Late Wednesday night, it was revealed that Federal Communications Commissioner Meredith Atwell Baker was leaving her post to become one of Comcast’s head lobbyists. This comes just four months after she voted to approve that company’s massive takeover of NBC-Universal. And now it seems that Congress is paying attention.
Since the news broke, public outcry has been deafening. In less than twenty-four hours, tens of thousands of people have written Congress calling for an investigation and press reports have piled up, raising a long list of questions about how this deal went down and the obvious conflicts of interest Baker’s new job implies.
At first, Baker avoided the spotlight, and seemed to be avoiding her duties as an FCC Commissioner as well. Yesterday, she ducked a public meeting at the FCC, and was a no-show at a congressional hearing today. Finally, the Wall Street Journal was able to track her down, and she boldly defended her decision to work for one of the biggest companies she used to regulate. “I have not only complied with the legal and ethical laws, but I also have gone further,” Baker boasted. “I have not participated or voted on any item, not just those related to Comcast or NBCUniversal, since entering discussions about an offer of potential employment.” That’s right, for more than a month she negotiated a deal with Comcast while filling a seat at the FCC, ignoring the business of the agency and people she was appointed to serve.
Baker’s assertion that she has “complied with the legal and ethical laws” points to a bigger issue than this one case. The revolving door between big business and federal agencies (not to mention Congress itself) has fundamentally corrupted policymaking in America. A New York Times editorial this morning puts the Baker-Comcast scandal into perspective:
“Ms. Baker’s swift shift from regulator to lobbyist for the regulated will only add to Americans’ cynicism about their government. The fact that it is legal and that she is just one of many doesn’t make it better. Over a third of the 120 lawmakers who left Congress after the last election have taken lobbying jobs, according to a report by the Center for Responsive Politics.”

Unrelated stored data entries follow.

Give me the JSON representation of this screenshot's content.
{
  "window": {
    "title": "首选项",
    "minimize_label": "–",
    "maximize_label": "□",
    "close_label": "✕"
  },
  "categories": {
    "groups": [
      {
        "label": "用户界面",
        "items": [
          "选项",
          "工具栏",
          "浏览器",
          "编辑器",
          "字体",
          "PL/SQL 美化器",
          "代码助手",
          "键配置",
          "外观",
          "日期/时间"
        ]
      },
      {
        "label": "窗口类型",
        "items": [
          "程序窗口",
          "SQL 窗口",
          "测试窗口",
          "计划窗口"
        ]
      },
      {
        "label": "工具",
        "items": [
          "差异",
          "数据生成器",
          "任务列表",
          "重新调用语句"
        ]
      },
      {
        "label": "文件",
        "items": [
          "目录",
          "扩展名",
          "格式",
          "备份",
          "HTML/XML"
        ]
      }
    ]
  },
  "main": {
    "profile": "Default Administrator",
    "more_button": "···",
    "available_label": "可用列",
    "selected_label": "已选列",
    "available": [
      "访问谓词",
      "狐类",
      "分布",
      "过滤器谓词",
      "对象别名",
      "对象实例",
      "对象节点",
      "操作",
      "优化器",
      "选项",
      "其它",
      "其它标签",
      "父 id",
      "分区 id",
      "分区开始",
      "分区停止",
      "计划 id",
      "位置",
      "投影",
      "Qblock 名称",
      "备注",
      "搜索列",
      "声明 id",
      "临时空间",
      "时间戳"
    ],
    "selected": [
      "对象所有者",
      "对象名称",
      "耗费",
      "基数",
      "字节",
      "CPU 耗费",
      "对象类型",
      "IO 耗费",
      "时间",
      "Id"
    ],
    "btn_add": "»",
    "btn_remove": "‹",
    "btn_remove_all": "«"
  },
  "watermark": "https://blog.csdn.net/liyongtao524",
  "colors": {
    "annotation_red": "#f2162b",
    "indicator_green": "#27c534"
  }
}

The Times editorial board called for Congress to strengthen the laws that regulate lobbying.
Commissioner Baker’s move may be the push Congress needs to take a fresh look at these issues. After thousands of Free Press members signed a letter to him, a spokeswoman for Rep. Darrell Issa (R-Calif.), chair of the House Oversight Committee, confirmed that they are looking into Baker’s move to Comcast. Sara Jerome of The Hill, reports that Rep. Jay Inslee (D-Wash.) also promised to review the broader laws, quoting his communications director, "She may have acted completely in the right, but being legal doesn't make it right."
At a time when trust in our government is at an all-time low, we should support common-sense lobbying laws that would close the revolving door and ensure that policymaking serves real Americans around the country, not just big businesses who can buy influence inside the Beltway.